Effective Microorganisms - how a perfectly balanced brew of tiny ancient creatures are helping save the planet

I first learned about Effective Microorganisms during the nineties when teaching at Woodbridge District High School in Southern Tasmania.

As well as taking the kindergarten and music classes, I was given the responsibility of the school farm and Landcare program. Apparently, being interested, enthusiastic and the son of a farmer was enough to qualify me for the job at that time!

So each year I got to go to an agricultural science teachers’ conference. I was the only kinder teacher there, but this became an advantage when my friends, Brian and Jenny Horsley, became involved in Effective Microorganism technology (EM) and I read Professor Teruo Higa’s book, “An Earth Saving Revolution.”

Sometimes, when learning about an entirely new or revolutionary concept, it helps to have no preconceived ideas, no prior learning in that field. It’s an advantage because there will be less “cognitive dissonance” – that inner voice which says, “Hold on I already know about that - and this is impossible!”

When Brain Horsley introduced me to Effective Microorganisms technology I could hardy wait to implement it on the school farm.
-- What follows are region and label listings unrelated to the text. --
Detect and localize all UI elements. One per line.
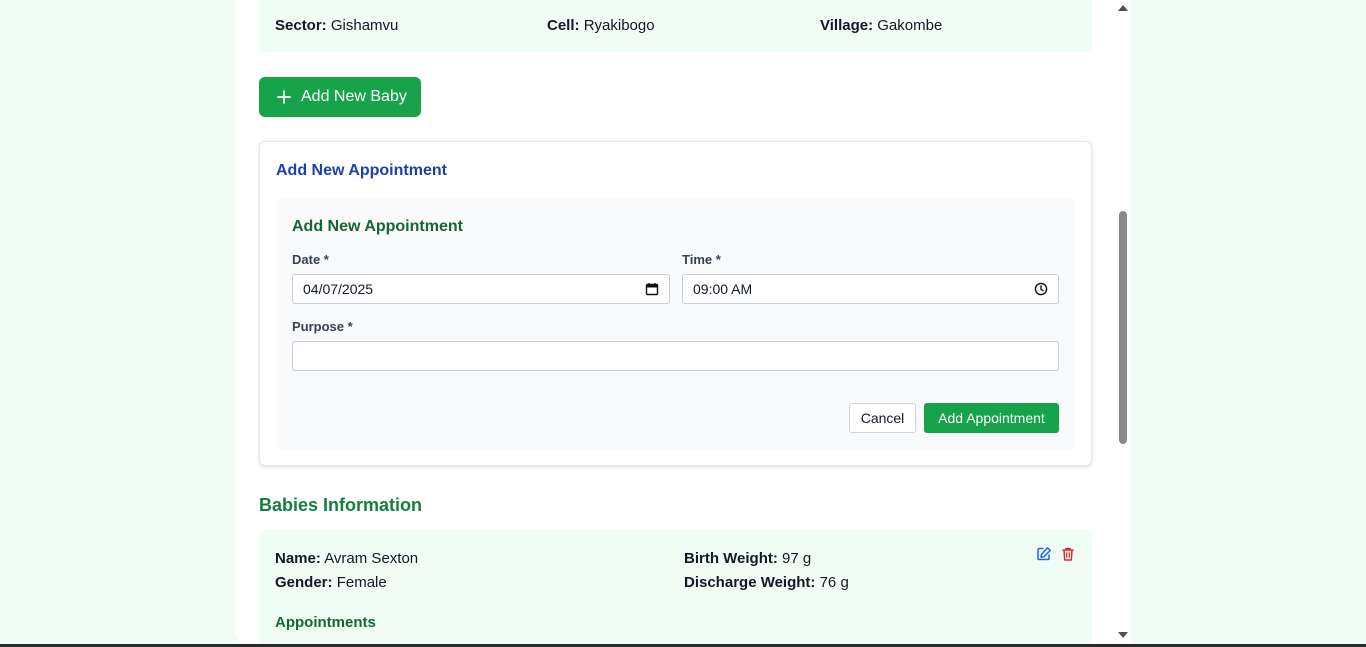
trash-icon[interactable]	[1059, 545, 1077, 563]
add-appointment-button[interactable]: Add Appointment	[924, 403, 1059, 433]
cancel-button[interactable]: Cancel	[849, 403, 916, 433]
time-label: Time *	[682, 252, 721, 267]
date-label: Date *	[292, 252, 329, 267]
birth-weight-value: 97 g	[782, 550, 812, 567]
appointment-form-title: Add New Appointment	[292, 218, 463, 235]
sector-info: Sector: Gishamvu	[275, 17, 398, 34]
village-label: Village:	[820, 17, 874, 34]
baby-card: Name: Avram Sexton Gender: Female Birth …	[259, 530, 1092, 643]
time-value: 09:00 AM	[693, 281, 753, 297]
cell-info: Cell: Ryakibogo	[547, 17, 655, 34]
appointment-card-title: Add New Appointment	[276, 162, 447, 179]
scroll-up-arrow-icon[interactable]	[1118, 5, 1128, 11]
baby-discharge-weight: Discharge Weight: 76 g	[684, 574, 849, 591]
main-content: Sector: Gishamvu Cell: Ryakibogo Village…	[235, 0, 1131, 643]
edit-icon[interactable]	[1035, 545, 1053, 563]
discharge-weight-value: 76 g	[819, 574, 849, 591]
scroll-down-arrow-icon[interactable]	[1118, 632, 1128, 638]
purpose-label: Purpose *	[292, 319, 353, 334]
location-info-panel: Sector: Gishamvu Cell: Ryakibogo Village…	[259, 0, 1092, 52]
baby-gender-value: Female	[336, 574, 387, 591]
purpose-input[interactable]	[292, 341, 1059, 371]
add-new-baby-button[interactable]: Add New Baby	[259, 77, 421, 117]
baby-gender: Gender: Female	[275, 574, 387, 591]
date-input[interactable]: 04/07/2025	[292, 274, 670, 304]
add-new-baby-label: Add New Baby	[301, 88, 407, 105]
birth-weight-label: Birth Weight:	[684, 550, 778, 567]
village-info: Village: Gakombe	[820, 17, 942, 34]
clock-icon[interactable]	[1034, 282, 1048, 296]
appointment-form: Add New Appointment Date * 04/07/2025 Ti…	[276, 198, 1075, 449]
date-value: 04/07/2025	[303, 281, 374, 297]
baby-birth-weight: Birth Weight: 97 g	[684, 550, 811, 567]
scrollbar-thumb[interactable]	[1119, 211, 1127, 444]
sector-label: Sector:	[275, 17, 327, 34]
time-input[interactable]: 09:00 AM	[682, 274, 1059, 304]
cell-value: Ryakibogo	[583, 17, 655, 34]
village-value: Gakombe	[877, 17, 943, 34]
appointments-title: Appointments	[275, 614, 376, 631]
plus-icon	[277, 86, 291, 108]
baby-name-value: Avram Sexton	[324, 550, 419, 567]
appointment-card: Add New Appointment Add New Appointment …	[259, 141, 1092, 466]
baby-name: Name: Avram Sexton	[275, 550, 418, 567]
cell-label: Cell:	[547, 17, 580, 34]
baby-name-label: Name:	[275, 550, 321, 567]
calendar-icon[interactable]	[645, 282, 659, 296]
baby-gender-label: Gender:	[275, 574, 333, 591]
scrollbar[interactable]	[1116, 0, 1131, 643]
sector-value: Gishamvu	[330, 17, 399, 34]
babies-section-title: Babies Information	[259, 495, 423, 515]
discharge-weight-label: Discharge Weight:	[684, 574, 816, 591]
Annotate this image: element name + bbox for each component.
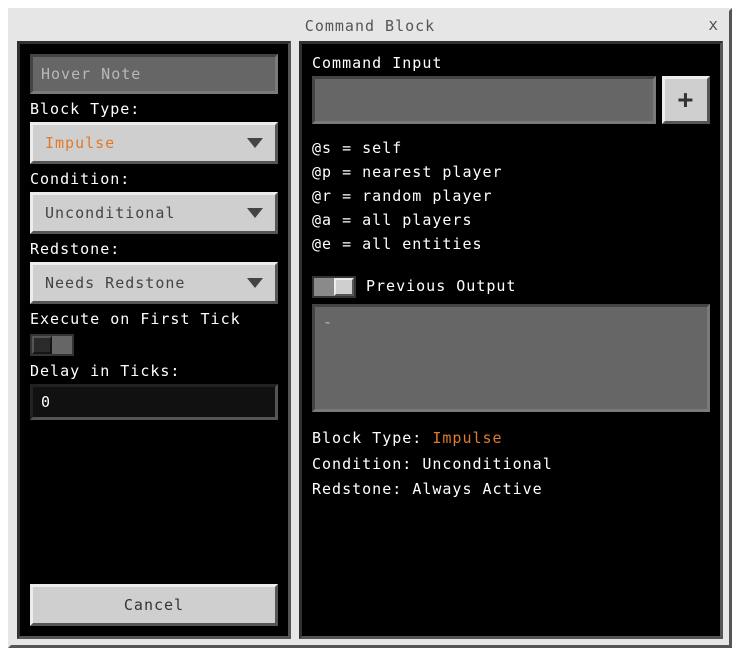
ref-nearest: @p = nearest player: [312, 160, 710, 184]
cancel-button[interactable]: Cancel: [30, 584, 278, 626]
toggle-knob: [334, 278, 354, 296]
condition-select[interactable]: Unconditional: [30, 192, 278, 234]
ref-all-players: @a = all players: [312, 208, 710, 232]
delay-input[interactable]: 0: [30, 384, 278, 420]
redstone-select[interactable]: Needs Redstone: [30, 262, 278, 304]
condition-value: Unconditional: [45, 204, 175, 222]
previous-output-field: -: [312, 304, 710, 412]
block-type-select[interactable]: Impulse: [30, 122, 278, 164]
redstone-label: Redstone:: [30, 240, 278, 258]
command-input[interactable]: [312, 76, 656, 124]
ref-all-entities: @e = all entities: [312, 232, 710, 256]
ref-random: @r = random player: [312, 184, 710, 208]
condition-label: Condition:: [30, 170, 278, 188]
block-type-label: Block Type:: [30, 100, 278, 118]
redstone-value: Needs Redstone: [45, 274, 185, 292]
summary: Block Type: Impulse Condition: Unconditi…: [312, 426, 710, 503]
titlebar: Command Block x: [11, 11, 729, 41]
delay-label: Delay in Ticks:: [30, 362, 278, 380]
execute-first-tick-label: Execute on First Tick: [30, 310, 278, 328]
window: Command Block x Hover Note Block Type: I…: [8, 8, 732, 648]
previous-output-toggle[interactable]: [312, 276, 356, 298]
block-type-value: Impulse: [45, 134, 115, 152]
hover-note-input[interactable]: Hover Note: [30, 54, 278, 94]
toggle-knob: [32, 336, 52, 354]
left-panel: Hover Note Block Type: Impulse Condition…: [17, 41, 291, 639]
right-panel: Command Input + @s = self @p = nearest p…: [299, 41, 723, 639]
hover-note-placeholder: Hover Note: [41, 65, 141, 83]
summary-redstone: Redstone: Always Active: [312, 477, 710, 503]
summary-block-type: Block Type: Impulse: [312, 426, 710, 452]
ref-self: @s = self: [312, 136, 710, 160]
summary-condition: Condition: Unconditional: [312, 452, 710, 478]
previous-output-label: Previous Output: [366, 277, 516, 295]
previous-output-text: -: [323, 313, 333, 331]
add-button[interactable]: +: [662, 76, 710, 124]
plus-icon: +: [678, 85, 695, 115]
execute-first-tick-toggle[interactable]: [30, 334, 74, 356]
window-title: Command Block: [305, 17, 435, 35]
chevron-down-icon: [247, 278, 263, 288]
delay-value: 0: [41, 393, 51, 411]
command-input-label: Command Input: [312, 54, 710, 72]
chevron-down-icon: [247, 138, 263, 148]
close-icon[interactable]: x: [708, 15, 719, 34]
cancel-label: Cancel: [124, 596, 184, 614]
chevron-down-icon: [247, 208, 263, 218]
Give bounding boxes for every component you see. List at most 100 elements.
EM Bokashi makes short work of kitchen/lunch waste

I invited Brian onto the School Farm Board which met weekly to oversee the establishment of the new Whole Farm Plan in 1995. Before long we were recycling all the school’s lunch and kitchen waste using EM Bokashi which then made excellent fertilizer for our kitchen garden.

Eight-year-old Dylan called the fermentation buckets we used for the kitchen/lunch waste and Bokashi “Scrap Tanks” so I reckon he deserves the copyright on that one.

It was amazing to see how the EM turned that waste, which was mostly bread crusts and apple cores, into rich, non-smelly fermented stuff which, when later buried in garden trenches quickly integrated into the soil to create a rich humus.

Anyone who's tried to make compost with kitchen waste knows how difficult it is, even in a worm farm, to avoid putrefaction.

We grew a great crop of organic pink-eye potatoes and garlic using no other fertilizer than Bokashi with blood and bone meal.

A parent who was head chef at a fine restaurant in the city wanted to buy both the potatoes and garlic for their excellent taste.

This experience also showed my why EM technology has not taken off here as it should. An agricultural adviser, himself very sympathetic to organic farming, worried that we might be introducing foreign microbes – like the early Europeans introduced rabbits into Australia two hundred years ago with devastating consequences.

Fear! I often wonder if this influential and otherwise sensible person had chosen NOT to listen to doubt and fear but had gone on to embrace EM technology and farming methods like so many have.

Another influence on my thinking at this time which I’m reconnecting with now is Bill Mollison’s “Permaculture.” I'll be writing about my experience with that soon.